Finally it ceased; and there was a day of perfect quietness, terrible coldness and blue sky. Then the wind
began again, worse than before, this time from the southeast; and on the second day it blew Sir Brian
Neville-Smythe in through the now-open doors of Malencontri.
The blacksmith and one of the men-at-arms from the gate led Brian, still on his horse, across the
courtyard to the entrance to the Great Hall and helped him (stiffly) down from his horse, helped beat the
ice off his outer garments, where it clung thickly to those parts of his over-robe that covered armor
underneath; and the man-at-arms took the horse off to the warm stables. The blacksmith, since he clearly
outranked an ordinary man-at-arms, went in with Sir Brian to announce him.
But the blacksmith never got the chance. Because once they were within the Hall they saw Lady Angela
Eckert, wife to Sir James Eckert, Lord of Malencontri and all its lands, taking her mid-day meal there
and she, in the same moment, recognized the visitor.
“Brian!” she called from the far end of the long hall. “Where did you come from?”
“Outside,” said Brian, who was a literal-minded person.
He advanced on the high table, set on a platform raised above the hall floor and looking down the two
long tables at right angles before it, and stretching away toward Brian, to accommodate diners of lesser
rank-but empty at the moment Angie was lunching alone, but in all proper state.

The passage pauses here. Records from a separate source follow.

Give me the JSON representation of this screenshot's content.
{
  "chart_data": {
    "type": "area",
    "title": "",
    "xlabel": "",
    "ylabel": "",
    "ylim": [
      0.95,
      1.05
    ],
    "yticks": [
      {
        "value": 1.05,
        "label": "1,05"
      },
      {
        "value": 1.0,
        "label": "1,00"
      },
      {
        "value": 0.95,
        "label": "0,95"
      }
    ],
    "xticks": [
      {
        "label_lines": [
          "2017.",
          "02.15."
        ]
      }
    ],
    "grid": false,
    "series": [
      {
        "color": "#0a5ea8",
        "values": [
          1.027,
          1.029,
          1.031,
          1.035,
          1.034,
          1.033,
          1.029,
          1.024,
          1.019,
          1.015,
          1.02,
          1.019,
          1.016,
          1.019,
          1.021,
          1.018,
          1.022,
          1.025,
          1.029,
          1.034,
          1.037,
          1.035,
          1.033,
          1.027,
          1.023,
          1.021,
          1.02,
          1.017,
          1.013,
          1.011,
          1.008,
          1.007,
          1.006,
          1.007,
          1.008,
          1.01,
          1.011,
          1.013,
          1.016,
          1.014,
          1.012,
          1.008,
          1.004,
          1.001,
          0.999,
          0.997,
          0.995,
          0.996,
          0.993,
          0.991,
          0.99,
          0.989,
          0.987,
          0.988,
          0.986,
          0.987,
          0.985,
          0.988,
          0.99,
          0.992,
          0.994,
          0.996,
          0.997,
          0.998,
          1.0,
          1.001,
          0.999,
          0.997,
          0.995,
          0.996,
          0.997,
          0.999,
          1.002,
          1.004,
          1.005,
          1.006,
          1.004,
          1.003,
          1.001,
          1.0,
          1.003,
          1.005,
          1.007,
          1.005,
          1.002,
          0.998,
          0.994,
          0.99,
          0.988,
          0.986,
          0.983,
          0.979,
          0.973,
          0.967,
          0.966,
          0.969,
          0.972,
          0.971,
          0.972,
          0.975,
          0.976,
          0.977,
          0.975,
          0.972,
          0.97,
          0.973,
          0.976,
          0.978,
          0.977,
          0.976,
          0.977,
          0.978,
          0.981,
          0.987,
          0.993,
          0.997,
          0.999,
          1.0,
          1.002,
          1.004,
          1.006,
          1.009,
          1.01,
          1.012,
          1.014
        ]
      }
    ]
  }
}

“I can see that,” said Angie, lowering her voice as he came closer. “But where did you start from?”
“From Castle Smythe. My home,” replied Brian, with a touch of impatience; for where else would he be
coming from at this, the end of January after a heavy winter storm?
The impatience was only momentary, however, for he was already eyeing the food and drink before
Angie on the high table. To Brian, what Angie-who, like her husband, Jim, had been an involuntary
importee from the twentieth century to this fourteenth-century world, some three years before-thought of
as lunch time, was dinner time. It was the main meal of his day; and he had had nothing since breakfast,
shortly after dawn on this icy morning.
“Well, come sit down, and have something to eat and drink,” said Angie. “You must be frozen to the
bone.”
“Hah!” said Brian, his eyes lighting up at the invitation-expected though it was.
The table servants were already readying a place for him at one end of the table, so he and Angie could
half face each other; for she sat behind the length of the table, itself, close to that end. Even as he sat
down, another servant ran in from the serving room with a steaming pitcher, from which he poured hot
wine into a mazer-a large, square metal goblet placed before Brian.
“Mulled wine, by God!” said Brian happily.
He took several hearty swallows from the mazer, to check on what his nose had already told him.
Putting the mazer back down, he beamed at Angie with affectionate goodwill. Another of the table
servants put a meat pie in front of him and spooned a large serving from it on to his trencher, the large,
thick slice of coarse bread which served as his plate. He nodded approvingly, neatly picked out the
largest piece of meat and wiped his fingers afterwards neatly on his napkin by the trencher.